Brevities on matters public and private


At the recent Gonapamuhanya Tumbuka celebration in Rumphi, one man praised the President for assenting to the law concerning the land statute. The Paramount Chief and some of his fellow traditional authorities were not amused; they denied that they were happy with this law.

The Themba la Mathemba is not the only traditional authority to have expressed misgivings about the law or deny they and their people had been consulted.

This situation reminds me of two similar occasions. During the Bakili Muluzi’s United Democratic Front regime, the religious syllabus of the Junior Certificate and Malawi School Certificate of Education had been modified. Those who had rewritten the syllabus alleged that they had consulted representatives of all religious bodies. The Catholic Secretariat denied that it had been consulted. The syllabus revisers may have talked to men or women who were Catholic but who had no mandate from the Catholic Secretariat. As far as I can remember, the revised syllabus was withdrawn.


The second occasion was the change of the national flag.

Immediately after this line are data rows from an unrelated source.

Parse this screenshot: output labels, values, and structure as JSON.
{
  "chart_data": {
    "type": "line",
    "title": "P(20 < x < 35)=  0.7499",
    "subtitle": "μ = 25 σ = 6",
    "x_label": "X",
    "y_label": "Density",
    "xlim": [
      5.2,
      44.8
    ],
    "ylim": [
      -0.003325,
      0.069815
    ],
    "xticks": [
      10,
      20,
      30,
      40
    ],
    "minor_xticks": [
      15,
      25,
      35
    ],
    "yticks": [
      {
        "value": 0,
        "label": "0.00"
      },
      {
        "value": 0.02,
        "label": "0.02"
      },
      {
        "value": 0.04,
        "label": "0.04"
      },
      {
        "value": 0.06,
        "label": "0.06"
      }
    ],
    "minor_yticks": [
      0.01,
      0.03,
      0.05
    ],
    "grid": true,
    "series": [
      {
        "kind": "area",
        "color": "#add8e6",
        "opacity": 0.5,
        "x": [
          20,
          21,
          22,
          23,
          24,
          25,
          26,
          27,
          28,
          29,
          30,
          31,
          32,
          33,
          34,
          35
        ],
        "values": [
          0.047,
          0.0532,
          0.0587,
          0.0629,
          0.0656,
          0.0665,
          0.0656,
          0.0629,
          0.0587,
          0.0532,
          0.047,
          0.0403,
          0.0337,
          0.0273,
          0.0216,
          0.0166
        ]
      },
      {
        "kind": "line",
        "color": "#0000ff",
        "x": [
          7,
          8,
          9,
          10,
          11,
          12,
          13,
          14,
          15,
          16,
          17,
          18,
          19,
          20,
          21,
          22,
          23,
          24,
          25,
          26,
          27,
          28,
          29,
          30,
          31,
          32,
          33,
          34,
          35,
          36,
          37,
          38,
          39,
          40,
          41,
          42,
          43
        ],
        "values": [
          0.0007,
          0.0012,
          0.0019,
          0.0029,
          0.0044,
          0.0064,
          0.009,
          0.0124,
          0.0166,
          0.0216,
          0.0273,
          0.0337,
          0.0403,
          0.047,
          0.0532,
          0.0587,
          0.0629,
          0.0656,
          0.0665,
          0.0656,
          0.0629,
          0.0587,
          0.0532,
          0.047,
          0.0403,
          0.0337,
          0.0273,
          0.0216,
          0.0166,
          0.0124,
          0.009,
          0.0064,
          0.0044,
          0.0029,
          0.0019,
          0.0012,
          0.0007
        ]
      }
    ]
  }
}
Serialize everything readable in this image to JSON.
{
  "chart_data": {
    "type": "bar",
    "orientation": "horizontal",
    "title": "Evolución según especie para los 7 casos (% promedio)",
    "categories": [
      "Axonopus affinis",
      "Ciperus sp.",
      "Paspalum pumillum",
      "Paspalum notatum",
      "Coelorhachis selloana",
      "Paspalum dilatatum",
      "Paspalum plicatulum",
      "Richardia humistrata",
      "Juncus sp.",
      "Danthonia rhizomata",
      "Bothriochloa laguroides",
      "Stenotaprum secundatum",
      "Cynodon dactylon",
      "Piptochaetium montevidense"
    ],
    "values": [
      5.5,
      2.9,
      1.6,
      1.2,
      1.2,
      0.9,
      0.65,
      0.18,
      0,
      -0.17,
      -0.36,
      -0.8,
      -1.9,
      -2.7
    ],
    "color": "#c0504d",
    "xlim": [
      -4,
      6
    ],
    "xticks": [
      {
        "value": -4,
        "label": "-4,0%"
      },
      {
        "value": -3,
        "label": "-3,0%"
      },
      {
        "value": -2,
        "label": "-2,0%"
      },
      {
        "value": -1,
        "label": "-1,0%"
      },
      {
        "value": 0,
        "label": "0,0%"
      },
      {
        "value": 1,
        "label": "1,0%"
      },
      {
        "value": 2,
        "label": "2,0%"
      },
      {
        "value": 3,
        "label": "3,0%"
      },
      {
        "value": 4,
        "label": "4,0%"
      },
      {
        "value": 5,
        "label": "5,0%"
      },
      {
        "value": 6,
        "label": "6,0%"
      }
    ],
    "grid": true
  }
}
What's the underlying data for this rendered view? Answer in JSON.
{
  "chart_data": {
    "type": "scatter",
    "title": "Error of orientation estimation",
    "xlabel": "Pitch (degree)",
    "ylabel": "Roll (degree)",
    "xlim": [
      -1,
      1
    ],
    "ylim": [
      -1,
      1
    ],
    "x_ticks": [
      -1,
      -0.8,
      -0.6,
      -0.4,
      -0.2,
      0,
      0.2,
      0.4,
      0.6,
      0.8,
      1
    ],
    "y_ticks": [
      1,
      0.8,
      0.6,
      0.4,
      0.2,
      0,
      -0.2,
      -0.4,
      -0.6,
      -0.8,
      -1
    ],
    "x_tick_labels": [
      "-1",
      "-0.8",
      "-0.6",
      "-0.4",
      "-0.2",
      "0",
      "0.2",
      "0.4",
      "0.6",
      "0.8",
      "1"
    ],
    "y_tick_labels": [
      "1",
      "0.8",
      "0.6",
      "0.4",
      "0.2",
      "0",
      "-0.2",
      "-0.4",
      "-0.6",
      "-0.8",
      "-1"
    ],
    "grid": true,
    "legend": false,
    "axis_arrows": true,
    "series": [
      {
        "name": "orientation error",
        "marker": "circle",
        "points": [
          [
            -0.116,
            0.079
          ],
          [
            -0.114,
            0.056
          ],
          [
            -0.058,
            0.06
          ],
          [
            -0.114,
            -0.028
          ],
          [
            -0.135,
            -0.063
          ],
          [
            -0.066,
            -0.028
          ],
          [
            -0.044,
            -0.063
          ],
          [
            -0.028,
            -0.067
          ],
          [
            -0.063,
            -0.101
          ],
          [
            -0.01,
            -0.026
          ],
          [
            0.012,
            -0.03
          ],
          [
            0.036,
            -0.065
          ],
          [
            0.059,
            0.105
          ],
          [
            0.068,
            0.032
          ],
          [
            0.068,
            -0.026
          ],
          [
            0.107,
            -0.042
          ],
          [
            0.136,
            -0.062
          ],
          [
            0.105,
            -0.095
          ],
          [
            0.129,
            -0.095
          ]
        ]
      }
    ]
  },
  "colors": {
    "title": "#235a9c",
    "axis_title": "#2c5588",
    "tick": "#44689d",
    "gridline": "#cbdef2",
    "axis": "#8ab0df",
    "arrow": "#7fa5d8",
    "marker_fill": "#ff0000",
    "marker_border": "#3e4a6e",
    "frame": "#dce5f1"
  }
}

President Bingu wa Mutharika’s men and women went all over the country to sell the idea of changing the flag so that the sun emblem would be at the centre of the flag not the periphery. It was asserted that Malawi having that year achieved its gross domestic product rate next only to Qatar in the world, it had developed and deserved a flag that reflected its new status. I reminded the zealots that the countries of the Far East had experienced high growth rates for at least 20 consecutive years before they were confirmed as industrialised. I doubt if anyone took cognizance of what I said. But a year later, the reversal started. We are still in the shadow of the economic decline.

When the Joyce Banda regime decided to reinstate the old flag, none of those who had vigorously campaigned for the change came in the open to resist the reversal. This gave me the impression that those who had been campaigning for the change had been doing this to please the president.

Land matters are extremely important. They concern people’s lives and welfare as few other things do. It was because chiefs in southern Malawi in the 19th century entered in to hasty bargains with white farmers that one day they woke up to find they had sold some of their people to Thangata serfdom.


Currently, maybe millions of people have not fully understood the content of the new land law because all they know are brief commentaries in the media. The media comment on what is important to them which may be different from what some people and their chiefs hold as crucial.

No statutory law is sacrosanct, the land law may have to be revised if there is evidence that it is resented by a substantical part of the population. To make sure that most people understand the objects of the law, I suggest two things be done. First, copies of the law should be reproduced, put in bookshops and offered for sale. Those who really care about the matter will buy the copies provided they are reasonably priced.

Secondly, the statute should be translated into Chinyanja and chi Tumbuka. I wish I could say into all the languages that are used by the Malawi Broadcasting Corporation (MBC) but this would be incurring unnecessary expenses. Most Yao, Lhomwe and Sena-speaking people are equally fluent in Chichewa while in the Northen Region all grown-up people understand chiTumbuka very well even though they have different mother tongues.


There are people who having failed to do anything to make them great and famous are in the habit of writing or saying rubbish about people whom most people revere.

A friend of mine, a Jehova’s Witness, recently gave me a pamphlet titled Awake in which I read of documentary proofs that 2,000 years ago, there lived in Israel a man called Jesus. The authors of the pamphlet referred to source outside the Gospel which testified that Jesus had existed. Those who allege that Jesus did not exist are trying to draw attention to themselves by being notorious.

Many years ago, I read of a Scottish novelist called Comptom who confessed that he had voted in general elections only once though he was now an old man. He said the only time he went to vote was when a man who claimed that the 37 plays attributed to William Shakespeare had actually been written by someone else, possibly Francis Bacom. Compton went to vote against that man. If it was Bacom or someone who wrote those plays, why did he allow Shakespeare to sign his name on them?

During the year that Bingu wa Mutharika started his presidency, a man called X visited me. He said he had just founded a church of his own which was against what John Chilembwe had done. He said Chiradzulu District had failed to develop because Chilembwe had ordered the killing of William Jarvis Livingstone at Magomero Bruce Estate and that God had put a curse on Chiradzulu because of this. His church was going to atone for it by reconciling with living descendants of Livingstone.

A month or so ago, a man visited me saying he had heard some young man saying that Chilembwe had made a mistake by expelling the British. He should have waited until they had developed this country. Behold they left Malawi too soon and that is why we are so poor. When I heard this, I wondered whether our schools are teaching correct histories of our heroes.

Some years ago, a Zulu woman married to a Malawian asked me whether it was true that Dr Hastings Kamuzu Banda was not a true Malawian but a West Indian or American Black. I answered her in chiNgoni baya qamba manga; they tell lies.

At the beginning of the multiparty era, a Malawian residing in North America sent circulars into this country that the man we call Dr Banda was actually Armstrong and that the genuine Banda had already died. This is the sort of stuff that should be dismissed by everybody as rubbish but I came across some gullible people who took it seriously.